Wes Geistes Kind Gerhard Rohlfs, der ja in der französischen Fremdenlegion gedient und dann versucht hatte, einen Aufstand der Einheimischen gegen die Franzosen zu provozieren, aber wirklich war, das zeigte sich zehn Jahre später. Das Deutsche Reich hatte inzwischen das Interesse an Tunesien verloren, 1881 besetzte Frankreich Tunesien, um es sich als Protektorat zu sichern. 

Diesmal begrüßte Rohlfs die Aktion der Franzosen und wünschte sich, dass die Franzosen „durch strenge Zuchtmittel dieses schöne Land voll und ganz der europäischen Cultur und Civilisation gewinnen werden“.
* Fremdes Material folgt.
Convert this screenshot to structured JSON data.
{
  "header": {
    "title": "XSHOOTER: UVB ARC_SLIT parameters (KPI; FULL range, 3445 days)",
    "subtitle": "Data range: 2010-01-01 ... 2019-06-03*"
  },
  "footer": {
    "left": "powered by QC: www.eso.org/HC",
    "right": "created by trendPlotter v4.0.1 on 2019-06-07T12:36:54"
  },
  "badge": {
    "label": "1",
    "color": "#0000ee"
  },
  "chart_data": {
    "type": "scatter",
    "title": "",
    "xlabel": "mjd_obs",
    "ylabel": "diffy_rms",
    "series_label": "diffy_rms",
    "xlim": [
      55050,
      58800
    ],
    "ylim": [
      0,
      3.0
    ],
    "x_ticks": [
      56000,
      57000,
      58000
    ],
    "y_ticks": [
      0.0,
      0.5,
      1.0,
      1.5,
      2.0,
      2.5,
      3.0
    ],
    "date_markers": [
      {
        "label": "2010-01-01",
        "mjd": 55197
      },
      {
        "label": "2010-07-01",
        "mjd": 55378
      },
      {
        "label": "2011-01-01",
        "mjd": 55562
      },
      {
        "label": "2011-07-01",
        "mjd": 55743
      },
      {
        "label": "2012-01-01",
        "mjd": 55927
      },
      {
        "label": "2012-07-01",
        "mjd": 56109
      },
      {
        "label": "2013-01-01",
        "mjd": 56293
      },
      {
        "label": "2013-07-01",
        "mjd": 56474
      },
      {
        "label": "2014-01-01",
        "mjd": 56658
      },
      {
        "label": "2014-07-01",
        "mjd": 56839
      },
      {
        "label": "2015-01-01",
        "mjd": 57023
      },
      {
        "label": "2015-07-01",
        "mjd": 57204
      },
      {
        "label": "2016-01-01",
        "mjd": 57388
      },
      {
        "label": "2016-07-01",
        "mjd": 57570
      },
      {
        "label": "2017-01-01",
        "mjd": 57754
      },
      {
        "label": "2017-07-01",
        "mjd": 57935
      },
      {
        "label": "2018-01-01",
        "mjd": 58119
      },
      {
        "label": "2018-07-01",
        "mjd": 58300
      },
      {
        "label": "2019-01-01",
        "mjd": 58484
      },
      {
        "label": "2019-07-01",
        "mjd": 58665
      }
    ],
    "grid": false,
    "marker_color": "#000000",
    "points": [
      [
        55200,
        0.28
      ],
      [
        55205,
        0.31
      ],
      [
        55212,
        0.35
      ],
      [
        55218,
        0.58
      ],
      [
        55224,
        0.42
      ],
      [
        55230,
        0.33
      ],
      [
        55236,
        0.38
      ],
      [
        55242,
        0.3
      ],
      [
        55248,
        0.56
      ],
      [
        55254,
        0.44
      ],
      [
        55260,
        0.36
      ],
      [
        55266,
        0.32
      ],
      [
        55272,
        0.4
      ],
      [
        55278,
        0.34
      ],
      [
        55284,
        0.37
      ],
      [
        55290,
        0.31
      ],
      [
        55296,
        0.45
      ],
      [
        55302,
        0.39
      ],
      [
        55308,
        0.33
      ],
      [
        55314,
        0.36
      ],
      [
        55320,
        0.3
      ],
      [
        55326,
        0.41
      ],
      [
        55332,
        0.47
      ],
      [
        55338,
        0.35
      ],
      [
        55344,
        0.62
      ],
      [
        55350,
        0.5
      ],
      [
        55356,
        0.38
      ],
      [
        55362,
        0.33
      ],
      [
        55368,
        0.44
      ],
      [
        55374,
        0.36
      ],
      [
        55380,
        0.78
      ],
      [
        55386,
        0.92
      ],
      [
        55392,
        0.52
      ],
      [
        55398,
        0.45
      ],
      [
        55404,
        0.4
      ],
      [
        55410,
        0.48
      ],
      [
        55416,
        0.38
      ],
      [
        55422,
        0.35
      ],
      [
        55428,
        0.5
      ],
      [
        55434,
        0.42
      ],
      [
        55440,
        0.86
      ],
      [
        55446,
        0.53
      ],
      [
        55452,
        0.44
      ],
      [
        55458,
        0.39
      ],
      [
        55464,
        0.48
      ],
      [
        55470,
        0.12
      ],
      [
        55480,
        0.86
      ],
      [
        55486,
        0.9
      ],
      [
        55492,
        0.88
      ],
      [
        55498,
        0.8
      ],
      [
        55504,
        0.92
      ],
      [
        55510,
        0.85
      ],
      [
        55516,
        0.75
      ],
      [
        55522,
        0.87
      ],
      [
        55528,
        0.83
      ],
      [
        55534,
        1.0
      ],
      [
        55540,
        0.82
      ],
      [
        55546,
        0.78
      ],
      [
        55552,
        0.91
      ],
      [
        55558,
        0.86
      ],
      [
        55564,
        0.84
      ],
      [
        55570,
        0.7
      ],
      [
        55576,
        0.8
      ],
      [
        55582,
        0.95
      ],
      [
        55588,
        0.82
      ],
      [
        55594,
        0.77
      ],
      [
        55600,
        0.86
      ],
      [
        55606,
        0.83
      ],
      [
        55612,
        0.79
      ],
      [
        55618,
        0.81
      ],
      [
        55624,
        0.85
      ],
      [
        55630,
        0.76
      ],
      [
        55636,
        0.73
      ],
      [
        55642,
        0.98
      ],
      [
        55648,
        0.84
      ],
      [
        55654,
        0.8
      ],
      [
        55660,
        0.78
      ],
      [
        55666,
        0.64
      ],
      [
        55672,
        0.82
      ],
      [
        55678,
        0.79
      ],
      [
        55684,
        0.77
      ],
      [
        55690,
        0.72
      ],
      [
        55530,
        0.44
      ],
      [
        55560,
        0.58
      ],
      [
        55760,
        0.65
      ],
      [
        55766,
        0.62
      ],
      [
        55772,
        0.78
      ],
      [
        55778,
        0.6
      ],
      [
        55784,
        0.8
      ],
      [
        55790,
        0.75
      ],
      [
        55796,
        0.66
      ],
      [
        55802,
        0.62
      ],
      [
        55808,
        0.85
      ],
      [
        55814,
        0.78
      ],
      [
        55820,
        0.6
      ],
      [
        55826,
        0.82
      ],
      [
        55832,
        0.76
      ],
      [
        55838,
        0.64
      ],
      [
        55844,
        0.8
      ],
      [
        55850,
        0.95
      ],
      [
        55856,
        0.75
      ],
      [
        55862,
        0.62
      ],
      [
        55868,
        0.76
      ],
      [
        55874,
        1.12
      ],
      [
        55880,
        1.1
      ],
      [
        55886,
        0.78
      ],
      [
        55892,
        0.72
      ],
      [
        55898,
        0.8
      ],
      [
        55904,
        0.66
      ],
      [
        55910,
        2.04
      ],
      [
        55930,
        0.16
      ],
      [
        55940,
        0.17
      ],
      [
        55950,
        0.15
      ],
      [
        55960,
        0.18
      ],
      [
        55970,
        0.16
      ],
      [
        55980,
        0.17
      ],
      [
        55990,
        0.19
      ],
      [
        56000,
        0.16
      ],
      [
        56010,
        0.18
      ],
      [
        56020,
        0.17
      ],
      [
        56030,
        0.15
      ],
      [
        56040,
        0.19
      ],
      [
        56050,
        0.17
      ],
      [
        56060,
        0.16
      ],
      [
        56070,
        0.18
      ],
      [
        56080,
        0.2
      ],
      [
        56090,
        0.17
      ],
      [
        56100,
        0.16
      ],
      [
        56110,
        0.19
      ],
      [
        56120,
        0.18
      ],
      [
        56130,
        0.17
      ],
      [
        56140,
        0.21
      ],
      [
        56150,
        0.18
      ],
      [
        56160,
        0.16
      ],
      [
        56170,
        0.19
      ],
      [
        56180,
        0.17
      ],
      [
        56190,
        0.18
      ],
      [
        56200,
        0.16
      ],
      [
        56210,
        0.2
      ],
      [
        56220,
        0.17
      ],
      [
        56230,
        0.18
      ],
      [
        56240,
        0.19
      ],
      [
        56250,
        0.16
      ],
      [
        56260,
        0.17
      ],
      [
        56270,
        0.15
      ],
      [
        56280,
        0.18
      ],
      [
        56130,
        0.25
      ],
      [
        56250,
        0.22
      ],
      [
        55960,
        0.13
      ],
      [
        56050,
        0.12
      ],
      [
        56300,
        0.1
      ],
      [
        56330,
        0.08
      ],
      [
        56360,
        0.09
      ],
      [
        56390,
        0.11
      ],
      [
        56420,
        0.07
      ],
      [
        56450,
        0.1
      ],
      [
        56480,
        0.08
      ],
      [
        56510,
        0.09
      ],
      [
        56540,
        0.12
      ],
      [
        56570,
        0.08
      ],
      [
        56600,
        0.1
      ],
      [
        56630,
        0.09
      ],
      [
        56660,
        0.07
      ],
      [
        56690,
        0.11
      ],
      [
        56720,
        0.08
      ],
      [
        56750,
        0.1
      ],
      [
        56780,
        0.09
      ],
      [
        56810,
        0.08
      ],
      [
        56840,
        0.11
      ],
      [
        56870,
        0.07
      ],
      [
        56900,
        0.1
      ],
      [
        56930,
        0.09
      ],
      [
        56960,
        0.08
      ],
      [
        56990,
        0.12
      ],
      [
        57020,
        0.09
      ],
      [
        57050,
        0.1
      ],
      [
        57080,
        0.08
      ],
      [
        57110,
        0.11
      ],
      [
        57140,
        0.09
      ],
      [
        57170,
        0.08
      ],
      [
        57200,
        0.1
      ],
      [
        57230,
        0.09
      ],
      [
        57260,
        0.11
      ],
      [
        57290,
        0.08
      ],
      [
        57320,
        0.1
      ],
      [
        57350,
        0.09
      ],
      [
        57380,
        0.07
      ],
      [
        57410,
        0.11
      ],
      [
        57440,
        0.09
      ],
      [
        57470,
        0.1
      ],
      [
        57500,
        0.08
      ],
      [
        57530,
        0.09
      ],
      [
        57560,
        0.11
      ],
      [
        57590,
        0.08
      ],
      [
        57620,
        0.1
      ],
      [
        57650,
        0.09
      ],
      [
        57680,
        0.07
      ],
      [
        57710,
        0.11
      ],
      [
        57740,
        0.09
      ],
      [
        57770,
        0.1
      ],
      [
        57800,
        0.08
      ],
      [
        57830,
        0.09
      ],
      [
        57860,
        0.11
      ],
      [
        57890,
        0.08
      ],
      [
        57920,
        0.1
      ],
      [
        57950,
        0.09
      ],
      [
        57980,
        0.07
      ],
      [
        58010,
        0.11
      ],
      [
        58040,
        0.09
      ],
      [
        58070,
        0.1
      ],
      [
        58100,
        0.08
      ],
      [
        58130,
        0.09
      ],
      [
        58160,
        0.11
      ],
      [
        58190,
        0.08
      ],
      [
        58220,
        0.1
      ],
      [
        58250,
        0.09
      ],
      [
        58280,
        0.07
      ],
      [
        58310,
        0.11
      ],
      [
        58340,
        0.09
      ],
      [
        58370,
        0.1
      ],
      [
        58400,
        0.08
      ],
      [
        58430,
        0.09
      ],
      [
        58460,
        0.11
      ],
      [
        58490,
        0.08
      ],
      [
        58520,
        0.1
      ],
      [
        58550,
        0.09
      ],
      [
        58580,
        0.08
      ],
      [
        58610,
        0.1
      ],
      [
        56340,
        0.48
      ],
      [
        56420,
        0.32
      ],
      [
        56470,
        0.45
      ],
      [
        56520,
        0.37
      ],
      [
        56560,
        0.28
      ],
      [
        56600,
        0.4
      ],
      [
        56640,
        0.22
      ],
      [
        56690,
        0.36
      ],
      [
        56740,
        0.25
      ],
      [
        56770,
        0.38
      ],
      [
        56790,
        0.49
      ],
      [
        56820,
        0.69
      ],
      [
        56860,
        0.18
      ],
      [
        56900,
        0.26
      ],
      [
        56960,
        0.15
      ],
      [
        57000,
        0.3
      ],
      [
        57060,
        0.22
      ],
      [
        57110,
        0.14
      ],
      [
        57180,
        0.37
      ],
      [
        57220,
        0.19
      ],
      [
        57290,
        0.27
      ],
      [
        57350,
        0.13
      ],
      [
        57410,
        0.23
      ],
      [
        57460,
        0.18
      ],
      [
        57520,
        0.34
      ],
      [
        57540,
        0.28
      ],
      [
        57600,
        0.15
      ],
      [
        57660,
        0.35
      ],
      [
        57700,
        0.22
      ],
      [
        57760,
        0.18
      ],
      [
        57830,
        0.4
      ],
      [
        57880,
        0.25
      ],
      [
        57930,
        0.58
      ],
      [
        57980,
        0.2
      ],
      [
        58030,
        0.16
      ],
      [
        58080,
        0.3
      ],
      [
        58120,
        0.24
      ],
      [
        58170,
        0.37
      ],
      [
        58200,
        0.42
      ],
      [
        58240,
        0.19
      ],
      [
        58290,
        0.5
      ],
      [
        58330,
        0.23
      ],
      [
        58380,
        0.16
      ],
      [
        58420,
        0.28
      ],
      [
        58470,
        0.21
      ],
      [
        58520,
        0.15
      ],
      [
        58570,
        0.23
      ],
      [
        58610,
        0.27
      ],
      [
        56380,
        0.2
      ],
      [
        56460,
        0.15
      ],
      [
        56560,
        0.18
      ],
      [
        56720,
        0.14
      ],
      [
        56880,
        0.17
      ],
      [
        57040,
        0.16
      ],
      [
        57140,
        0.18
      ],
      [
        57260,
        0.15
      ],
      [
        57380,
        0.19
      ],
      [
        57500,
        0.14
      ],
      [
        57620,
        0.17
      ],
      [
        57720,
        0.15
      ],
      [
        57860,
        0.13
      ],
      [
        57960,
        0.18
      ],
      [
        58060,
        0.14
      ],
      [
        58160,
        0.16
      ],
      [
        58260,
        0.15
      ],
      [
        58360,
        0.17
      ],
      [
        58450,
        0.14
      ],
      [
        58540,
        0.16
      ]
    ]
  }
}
Die deutsche Außenpolitik hat aus dieser abwegigen und dilettantischen Mission nicht viel gelernt. Zu Beginn des Ersten Weltkriegs wurde unter Leitung des Archäologen Max von Oppenheim, des Ausgräbers von Tell Halaf, noch einmal eine geheime Mission in das heutige Syrien und den Irak geschickt, um die Araber zum Dschihad gegen die Engländer und Franzosen aufzuhetzen. Auch diese Mission scheiterte.